Padri e figli in eterna lotta. Quella Milano vista dalla IV H

Giovedì esce «Gli sdraiati» di Francesca Archibugi girato al liceo Manzoni, sui Navigli e al Giambellino

Padri e figli in eterna lotta. Quella Milano vista dalla IV H

I ragazzi della quarta H hanno gli occhi grandi e tanta voglia di vivere. Ridono di gioia. Urlano e fanno il tifo. Uno di loro ce l'ha fatta. E ha girato un film. Gaddo Bacchini va al Manzoni. È uno come tanti, uno che non ci credeva. «Perché vuoi che la Archibugi scelga proprio me, tra migliaia di ragazzi». Invece. «È bello e antipatico, come mi serviva» interviene la regista de Gli sdraiati, in uscita giovedì. Gaddo abbozza con il sorriso tanto, là in fondo all'aula magna del liceo, c'è la torcida. «Sono minorenni» sentenzia austera la dirigenza. «Devono restare staccati dagli artisti». Essere giovani, insomma, sembra una colpa. L'adolescenza dà il brivido dell'onnipotenza. Dal fondo arriva un «grazie lo stesso» dei nativi digitali ai quali Claudio Bisio fa scena sì, ma fino a un certo punto. Di Cochi chissenefrega. La Archibugi è una signora che parla. La giornalista, e chi la conosce. Gigio Alberti ha i capelli troppo bianchi e Michele Serra pure. Romanzieri senza appeal, mica come la Rowlings. Ma, Gaddo...

Nel film è Tito. Uno di quei ragazzi che lasciano lo yogurt a metà sul tavolo del salotto e il dentifricio aperto. Uno di quelli ai quali il padre invade regolarmente la sfera privata. Uno di quelli che si sbronzano, perché oggi la droga di ieri si chiama alcol. Rum, tequila e wodka fanno più paura dell'eroina. E spaccano il fegato. Bisio è un papà pedante. Predica. È un tagliato fuori. E sbrocca. Finisce sull'orlo del collasso.
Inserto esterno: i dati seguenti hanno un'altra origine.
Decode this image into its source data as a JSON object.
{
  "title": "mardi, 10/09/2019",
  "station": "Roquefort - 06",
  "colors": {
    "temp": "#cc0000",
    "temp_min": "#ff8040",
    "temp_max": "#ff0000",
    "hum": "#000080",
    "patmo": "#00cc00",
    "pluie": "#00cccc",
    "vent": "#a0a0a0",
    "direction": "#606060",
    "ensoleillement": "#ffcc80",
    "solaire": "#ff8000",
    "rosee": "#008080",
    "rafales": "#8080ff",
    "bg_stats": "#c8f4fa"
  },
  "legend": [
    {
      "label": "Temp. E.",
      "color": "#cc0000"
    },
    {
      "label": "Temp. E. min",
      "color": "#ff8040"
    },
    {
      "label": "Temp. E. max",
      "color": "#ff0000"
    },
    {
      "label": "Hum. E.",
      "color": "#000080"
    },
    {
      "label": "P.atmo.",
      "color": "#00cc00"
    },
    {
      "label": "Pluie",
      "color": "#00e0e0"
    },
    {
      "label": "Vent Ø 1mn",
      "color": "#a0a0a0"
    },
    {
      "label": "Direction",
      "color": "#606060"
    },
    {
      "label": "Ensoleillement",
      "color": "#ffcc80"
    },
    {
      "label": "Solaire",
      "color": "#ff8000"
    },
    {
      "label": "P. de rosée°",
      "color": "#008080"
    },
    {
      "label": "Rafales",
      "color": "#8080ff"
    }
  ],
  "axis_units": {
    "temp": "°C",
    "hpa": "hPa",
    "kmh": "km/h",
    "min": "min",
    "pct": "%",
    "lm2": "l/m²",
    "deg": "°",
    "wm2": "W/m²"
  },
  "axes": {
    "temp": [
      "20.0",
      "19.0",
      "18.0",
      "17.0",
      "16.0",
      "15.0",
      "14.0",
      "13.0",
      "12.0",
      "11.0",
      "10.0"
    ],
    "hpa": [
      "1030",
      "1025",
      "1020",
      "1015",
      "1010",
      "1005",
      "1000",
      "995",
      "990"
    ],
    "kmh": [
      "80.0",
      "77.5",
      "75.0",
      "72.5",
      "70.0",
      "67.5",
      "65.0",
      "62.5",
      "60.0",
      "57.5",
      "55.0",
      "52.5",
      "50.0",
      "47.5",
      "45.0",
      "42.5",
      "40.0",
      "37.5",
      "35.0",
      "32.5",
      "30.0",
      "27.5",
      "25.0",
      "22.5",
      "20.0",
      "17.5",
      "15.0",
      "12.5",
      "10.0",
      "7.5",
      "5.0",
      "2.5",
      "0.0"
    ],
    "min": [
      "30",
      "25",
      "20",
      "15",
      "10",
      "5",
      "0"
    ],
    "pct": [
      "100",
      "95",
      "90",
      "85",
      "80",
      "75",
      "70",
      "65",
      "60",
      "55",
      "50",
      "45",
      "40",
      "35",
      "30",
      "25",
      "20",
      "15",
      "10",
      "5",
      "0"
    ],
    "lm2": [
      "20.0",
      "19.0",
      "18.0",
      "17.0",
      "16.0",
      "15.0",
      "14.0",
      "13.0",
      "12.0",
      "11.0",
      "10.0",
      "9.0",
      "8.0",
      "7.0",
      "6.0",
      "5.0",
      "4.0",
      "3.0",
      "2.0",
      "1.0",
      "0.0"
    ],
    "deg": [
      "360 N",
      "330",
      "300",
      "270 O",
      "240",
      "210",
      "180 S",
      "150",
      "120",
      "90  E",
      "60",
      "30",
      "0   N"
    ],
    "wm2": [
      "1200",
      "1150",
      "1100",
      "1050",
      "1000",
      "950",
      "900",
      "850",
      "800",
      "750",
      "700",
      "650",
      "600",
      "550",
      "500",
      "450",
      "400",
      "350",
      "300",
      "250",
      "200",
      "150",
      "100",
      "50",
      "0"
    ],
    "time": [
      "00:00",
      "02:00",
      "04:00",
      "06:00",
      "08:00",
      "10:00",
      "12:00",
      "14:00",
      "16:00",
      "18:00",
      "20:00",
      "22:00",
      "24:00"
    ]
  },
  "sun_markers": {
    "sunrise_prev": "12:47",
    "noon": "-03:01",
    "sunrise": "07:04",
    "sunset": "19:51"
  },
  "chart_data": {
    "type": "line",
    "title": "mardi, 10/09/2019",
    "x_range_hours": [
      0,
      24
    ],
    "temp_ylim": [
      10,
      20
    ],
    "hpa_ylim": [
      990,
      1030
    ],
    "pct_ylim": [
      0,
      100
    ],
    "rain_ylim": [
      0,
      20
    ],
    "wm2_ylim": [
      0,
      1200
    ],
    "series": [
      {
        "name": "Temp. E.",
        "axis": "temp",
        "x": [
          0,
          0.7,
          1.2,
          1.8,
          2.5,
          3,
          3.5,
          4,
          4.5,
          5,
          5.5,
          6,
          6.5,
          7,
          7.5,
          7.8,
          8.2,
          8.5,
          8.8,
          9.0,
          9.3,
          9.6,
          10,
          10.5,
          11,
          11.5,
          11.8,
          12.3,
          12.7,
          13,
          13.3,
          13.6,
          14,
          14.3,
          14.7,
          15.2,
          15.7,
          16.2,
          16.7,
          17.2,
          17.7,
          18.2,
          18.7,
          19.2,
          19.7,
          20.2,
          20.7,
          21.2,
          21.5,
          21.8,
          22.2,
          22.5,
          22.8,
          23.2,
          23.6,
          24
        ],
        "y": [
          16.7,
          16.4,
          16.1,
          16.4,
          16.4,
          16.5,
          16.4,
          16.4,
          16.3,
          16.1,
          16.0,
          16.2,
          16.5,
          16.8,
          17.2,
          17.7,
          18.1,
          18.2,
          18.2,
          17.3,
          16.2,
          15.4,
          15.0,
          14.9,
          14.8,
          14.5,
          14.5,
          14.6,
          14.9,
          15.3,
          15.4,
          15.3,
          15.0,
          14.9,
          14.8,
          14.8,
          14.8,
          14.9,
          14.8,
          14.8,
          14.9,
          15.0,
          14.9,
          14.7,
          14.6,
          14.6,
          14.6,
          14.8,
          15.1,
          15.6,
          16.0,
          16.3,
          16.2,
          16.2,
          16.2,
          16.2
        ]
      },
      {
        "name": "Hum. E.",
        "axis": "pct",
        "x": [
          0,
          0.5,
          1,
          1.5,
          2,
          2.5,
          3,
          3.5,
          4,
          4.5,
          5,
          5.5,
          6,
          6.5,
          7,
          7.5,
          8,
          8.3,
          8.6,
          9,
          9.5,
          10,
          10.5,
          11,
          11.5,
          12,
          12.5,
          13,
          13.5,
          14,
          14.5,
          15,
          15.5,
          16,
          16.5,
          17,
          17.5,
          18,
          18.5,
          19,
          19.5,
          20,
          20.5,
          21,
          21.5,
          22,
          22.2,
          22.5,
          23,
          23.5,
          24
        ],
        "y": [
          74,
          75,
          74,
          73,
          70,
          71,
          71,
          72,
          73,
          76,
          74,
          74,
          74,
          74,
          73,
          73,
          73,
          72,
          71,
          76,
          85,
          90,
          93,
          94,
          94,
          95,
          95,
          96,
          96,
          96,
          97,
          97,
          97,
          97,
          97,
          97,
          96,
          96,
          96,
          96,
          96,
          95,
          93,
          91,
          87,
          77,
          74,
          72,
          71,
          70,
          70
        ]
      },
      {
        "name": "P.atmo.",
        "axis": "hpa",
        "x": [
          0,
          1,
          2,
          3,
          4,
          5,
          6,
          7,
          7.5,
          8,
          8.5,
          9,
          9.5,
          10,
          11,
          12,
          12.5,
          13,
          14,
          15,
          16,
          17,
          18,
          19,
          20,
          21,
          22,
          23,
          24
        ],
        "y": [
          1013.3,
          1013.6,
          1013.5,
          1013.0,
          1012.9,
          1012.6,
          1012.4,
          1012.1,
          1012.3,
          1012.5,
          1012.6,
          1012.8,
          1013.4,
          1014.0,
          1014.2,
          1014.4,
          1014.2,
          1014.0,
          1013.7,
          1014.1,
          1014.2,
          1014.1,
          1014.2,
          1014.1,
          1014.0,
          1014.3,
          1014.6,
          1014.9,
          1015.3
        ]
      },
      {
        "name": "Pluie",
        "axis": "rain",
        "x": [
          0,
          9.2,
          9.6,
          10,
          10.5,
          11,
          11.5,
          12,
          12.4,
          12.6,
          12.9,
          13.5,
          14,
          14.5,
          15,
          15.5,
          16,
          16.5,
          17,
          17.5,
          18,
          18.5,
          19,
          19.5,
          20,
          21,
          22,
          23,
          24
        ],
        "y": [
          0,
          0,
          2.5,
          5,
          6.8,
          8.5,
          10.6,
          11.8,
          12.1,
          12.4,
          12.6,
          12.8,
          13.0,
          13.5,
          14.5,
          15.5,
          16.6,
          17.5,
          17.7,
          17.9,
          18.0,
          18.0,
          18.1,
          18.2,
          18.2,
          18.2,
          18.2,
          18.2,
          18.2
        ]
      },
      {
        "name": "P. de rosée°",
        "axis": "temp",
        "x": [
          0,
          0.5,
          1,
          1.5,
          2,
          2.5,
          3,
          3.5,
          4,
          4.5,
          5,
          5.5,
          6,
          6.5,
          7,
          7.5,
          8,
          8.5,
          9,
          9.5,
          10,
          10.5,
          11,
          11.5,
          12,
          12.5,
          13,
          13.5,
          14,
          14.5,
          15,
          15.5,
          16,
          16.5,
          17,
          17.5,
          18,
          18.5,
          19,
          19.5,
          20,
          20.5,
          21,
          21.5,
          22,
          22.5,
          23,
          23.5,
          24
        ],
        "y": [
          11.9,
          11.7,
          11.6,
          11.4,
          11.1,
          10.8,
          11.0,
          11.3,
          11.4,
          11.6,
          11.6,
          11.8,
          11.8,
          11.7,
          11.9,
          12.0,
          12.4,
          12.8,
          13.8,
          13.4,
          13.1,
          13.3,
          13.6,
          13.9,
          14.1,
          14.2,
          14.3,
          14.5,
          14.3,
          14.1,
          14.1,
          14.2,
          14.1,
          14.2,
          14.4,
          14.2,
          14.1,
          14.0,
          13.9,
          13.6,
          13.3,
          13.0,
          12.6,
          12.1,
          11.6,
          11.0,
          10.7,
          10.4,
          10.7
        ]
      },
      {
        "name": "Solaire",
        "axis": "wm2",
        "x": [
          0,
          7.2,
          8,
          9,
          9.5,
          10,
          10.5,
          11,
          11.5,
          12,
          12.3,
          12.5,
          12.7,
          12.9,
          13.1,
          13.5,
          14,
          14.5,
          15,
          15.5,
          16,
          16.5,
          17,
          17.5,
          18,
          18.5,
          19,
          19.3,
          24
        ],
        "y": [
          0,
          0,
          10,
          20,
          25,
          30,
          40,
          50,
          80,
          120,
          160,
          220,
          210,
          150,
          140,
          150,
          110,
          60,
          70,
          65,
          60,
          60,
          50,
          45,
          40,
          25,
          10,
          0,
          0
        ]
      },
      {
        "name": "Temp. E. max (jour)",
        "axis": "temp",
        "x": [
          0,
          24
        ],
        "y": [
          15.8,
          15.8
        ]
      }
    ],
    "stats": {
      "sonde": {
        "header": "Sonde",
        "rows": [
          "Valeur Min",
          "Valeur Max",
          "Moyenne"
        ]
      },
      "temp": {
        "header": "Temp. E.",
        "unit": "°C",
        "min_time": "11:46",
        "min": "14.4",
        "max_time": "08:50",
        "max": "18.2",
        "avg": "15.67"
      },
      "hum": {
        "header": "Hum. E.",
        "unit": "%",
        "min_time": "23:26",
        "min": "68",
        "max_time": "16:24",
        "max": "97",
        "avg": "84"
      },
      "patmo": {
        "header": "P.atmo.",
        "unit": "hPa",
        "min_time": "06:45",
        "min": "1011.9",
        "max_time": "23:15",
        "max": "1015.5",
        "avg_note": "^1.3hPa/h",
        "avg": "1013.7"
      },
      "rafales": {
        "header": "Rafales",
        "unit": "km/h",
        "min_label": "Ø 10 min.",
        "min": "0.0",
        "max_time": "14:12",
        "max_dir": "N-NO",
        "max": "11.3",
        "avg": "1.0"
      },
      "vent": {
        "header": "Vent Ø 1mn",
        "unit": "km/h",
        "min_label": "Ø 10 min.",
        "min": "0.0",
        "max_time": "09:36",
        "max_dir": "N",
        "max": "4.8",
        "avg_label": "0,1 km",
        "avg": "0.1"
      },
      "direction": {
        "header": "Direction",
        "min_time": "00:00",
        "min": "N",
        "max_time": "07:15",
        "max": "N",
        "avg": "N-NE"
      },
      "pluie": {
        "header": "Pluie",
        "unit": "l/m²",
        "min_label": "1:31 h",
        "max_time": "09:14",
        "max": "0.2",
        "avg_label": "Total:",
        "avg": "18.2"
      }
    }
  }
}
Rivede il film della sua vita sbarellata. Una tresca con la cameriera che mette al mondo una figlia, guardacaso, fidanzata al suo Tito. Una del Manzoni. Una che non beve. Perché il branco di Tito le fa orrore. Come quelle sbornie malate. Zuppe di sogni marci. È silenziosa, Alice. In fondo non ha nulla da dire. Né forse da sentire in quel mondo imputridito dall'alcol. E Bisio teme che sia figlia sua.

Drammi da separati in una benestante Milano che sembra lontana galassie anche alla Archibugi. «Mi ha dato l'idea di lavorare all'estero». Ha cercato di conoscere la metropoli. L'ha girata in bici. Ce l'ha messa tutta. Ma Milano non ricambia chiunque. Si è lasciata girare. Da via Orazio, quella del Manzoni, a piazza Gae Aulenti, dove una volta - quando Bisio era piccolo - c'erano prati e acquitrini. Dal Giambellino ai Navigli. Da un Cochi, Caronte e Virgilio al tempo stesso. Tassista da circonvallazione interna e strade di periferia, ma guida saggia in una vita sballata. Lei, la città, non ci ha messo il cuore, ma solo la faccia. Perché Milano è così. Femmina che si concede solo a chi vuole lei.

E alla Archibugi, maestra nel descrivere famiglie, serviva una cornice non una protagonista. Così ha fatto la sua parte, come da copione. E il copione prevedeva due antipatici - padre e figlio - e qualcosa che con il libro di Serra non c'entrava. Già, l'indifferenza. Genitori che pretendono di fare gli amici. E ragazzi che i compagni di divertimento se li scelgono altrove. A Milano non è piaciuto essere considerata paradigma di questo. Matrimoni in frantumi e ruoli a gambe all'aria. O a gambe aperte. I milanesi sanno di non essere belli e impossibili come Gaddo. O come Alice.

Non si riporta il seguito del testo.